UPMC Health Insurance Could Suffer From Reform

kill the billWhile the health care reform bill passed by President Obama means well, the state of Massachusetts has already tried something similar without much success.  According to The Washington Post article “As Massachusetts health ‘reform’ goes, so could Obamacare,” columnist Robert J. Samuelson doesn’t believe that Obama’s plans will do much to solve the health care crisis.  By putting caps on premium increases for companies like UPMC health insurance and other small and large insurers, it could easily put them out of business or into bankruptcy.

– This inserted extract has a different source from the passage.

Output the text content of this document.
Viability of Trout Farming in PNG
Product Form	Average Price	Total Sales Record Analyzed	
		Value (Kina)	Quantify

Massachusetts started by expanding the state-subsidized insurance coverage, but failed to get health care costs under control or make sure that people’s overall health actually is improving from this policy.  Currently, the federal government plan has begun the same way.  Most individuals in Massachusetts are required to compare health insurance coverage and purchase some form.  Middle class families earning too much to qualify for Medicaid but with incomes less than three times above the poverty level receive state subsidies.  Insurance coverage has increased from 87.5% of the (non-elderly) population in 2006 to 95.2% in 2009.

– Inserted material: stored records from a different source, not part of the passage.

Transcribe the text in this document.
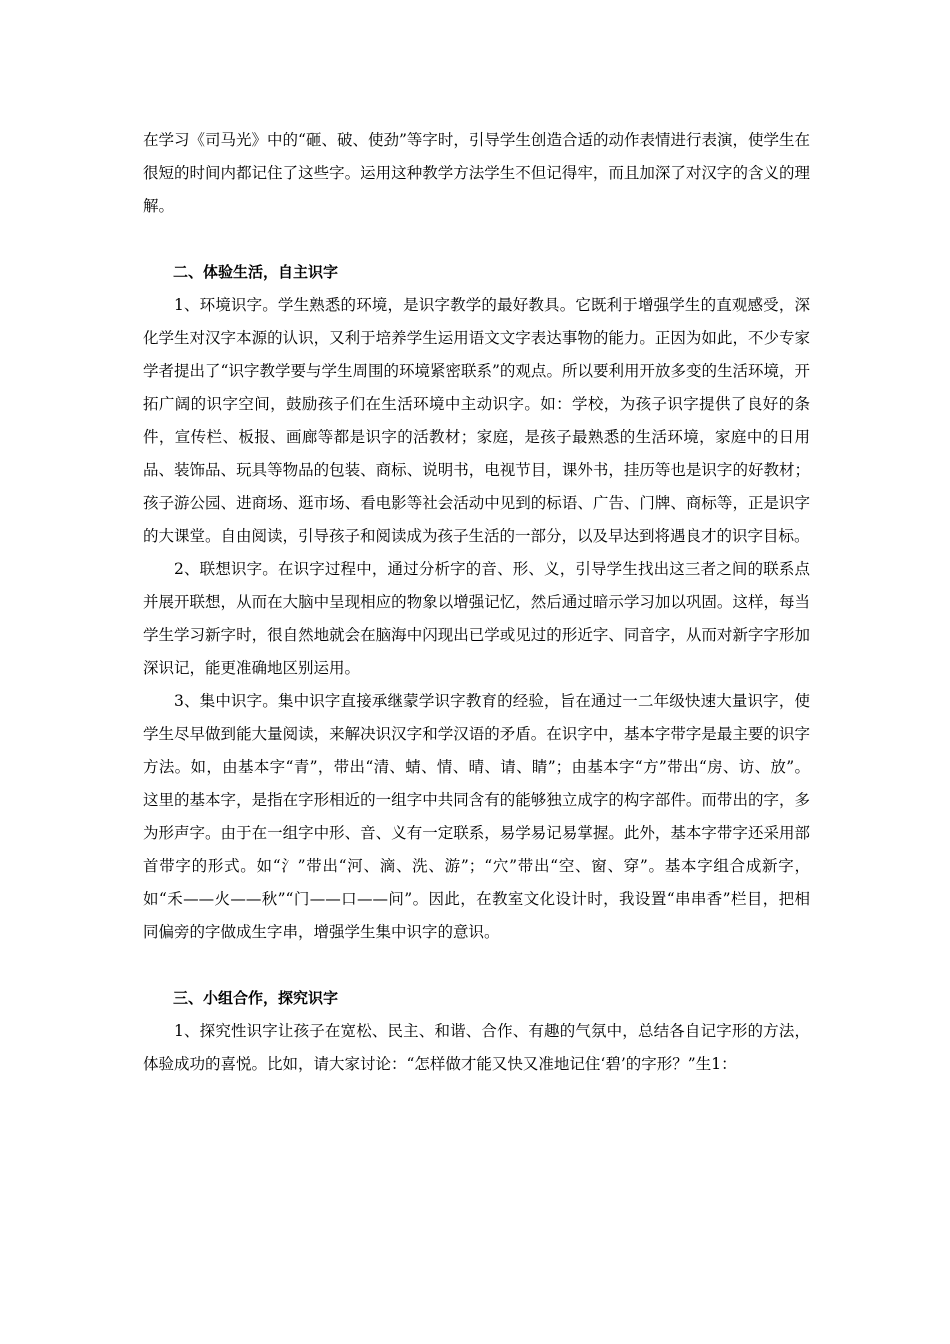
在学习《司马光》中的“砸、破、使劲”等字时，引导学生创造合适的动作表情进行表演，使学生在很短的时间内都记住了这些字。运用这种教学方法学生不但记得牢，而且加深了对汉字的含义的理解。

二、体验生活，自主识字

1、环境识字。学生熟悉的环境，是识字教学的最好教具。它既利于增强学生的直观感受，深化学生对汉字本源的认识，又利于培养学生运用语文文字表达事物的能力。正因为如此，不少专家学者提出了“识字教学要与学生周围的环境紧密联系”的观点。所以要利用开放多变的生活环境，开拓广阔的识字空间，鼓励孩子们在生活环境中主动识字。如：学校，为孩子识字提供了良好的条件，宣传栏、板报、画廊等都是识字的活教材；家庭，是孩子最熟悉的生活环境，家庭中的日用品、装饰品、玩具等物品的包装、商标、说明书，电视节目，课外书，挂历等也是识字的好教材；孩子游公园、进商场、逛市场、看电影等社会活动中见到的标语、广告、门牌、商标等，正是识字的大课堂。自由阅读，引导孩子和阅读成为孩子生活的一部分，以及早达到将遇良才的识字目标。

2、联想识字。在识字过程中，通过分析字的音、形、义，引导学生找出这三者之间的联系点并展开联想，从而在大脑中呈现相应的物象以增强记忆，然后通过暗示学习加以巩固。这样，每当学生学习新字时，很自然地就会在脑海中闪现出已学或见过的形近字、同音字，从而对新字字形加深识记，能更准确地区别运用。

3、集中识字。集中识字直接承继蒙学识字教育的经验，旨在通过一二年级快速大量识字，使学生尽早做到能大量阅读，来解决识汉字和学汉语的矛盾。在识字中，基本字带字是最主要的识字方法。如，由基本字“青”，带出“清、蜻、情、晴、请、睛”；由基本字“方”带出“房、访、放”。这里的基本字，是指在字形相近的一组字中共同含有的能够独立成字的构字部件。而带出的字，多为形声字。由于在一组字中形、音、义有一定联系，易学易记易掌握。此外，基本字带字还采用部首带字的形式。如“氵”带出“河、滴、洗、游”；“穴”带出“空、窗、穿”。基本字组合成新字，如“禾——火——秋”“门——口——问”。因此，在教室文化设计时，我设置“串串香”栏目，把相同偏旁的字做成生字串，增强学生集中识字的意识。

三、小组合作，探究识字

1、探究性识字让孩子在宽松、民主、和谐、合作、有趣的气氛中，总结各自记字形的方法，体验成功的喜悦。比如，请大家讨论：“怎样做才能又快又准地记住‘碧’的字形？”生1：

It’s hard to tell whether there has been any improvement in health since many uninsured people were young and healthy.  It will likely take many years to determine that.  But emergency rooms are still full, workers are taking home less pay because of their insurance costs, and less money is being spent on schools, police, prisons, roads, and more because of the increase in health care spending.  While ideas have come about to help decrease overall health care costs and spending, such as per-patient fees combining doctors to make treatments higher quality rather than quantity, nothing has had enough of a blueprint to actually be tried.  There is a dangerous possibility that this unchecked spending on healthcare will increase taxes and budget deficits and hardly show any health gains.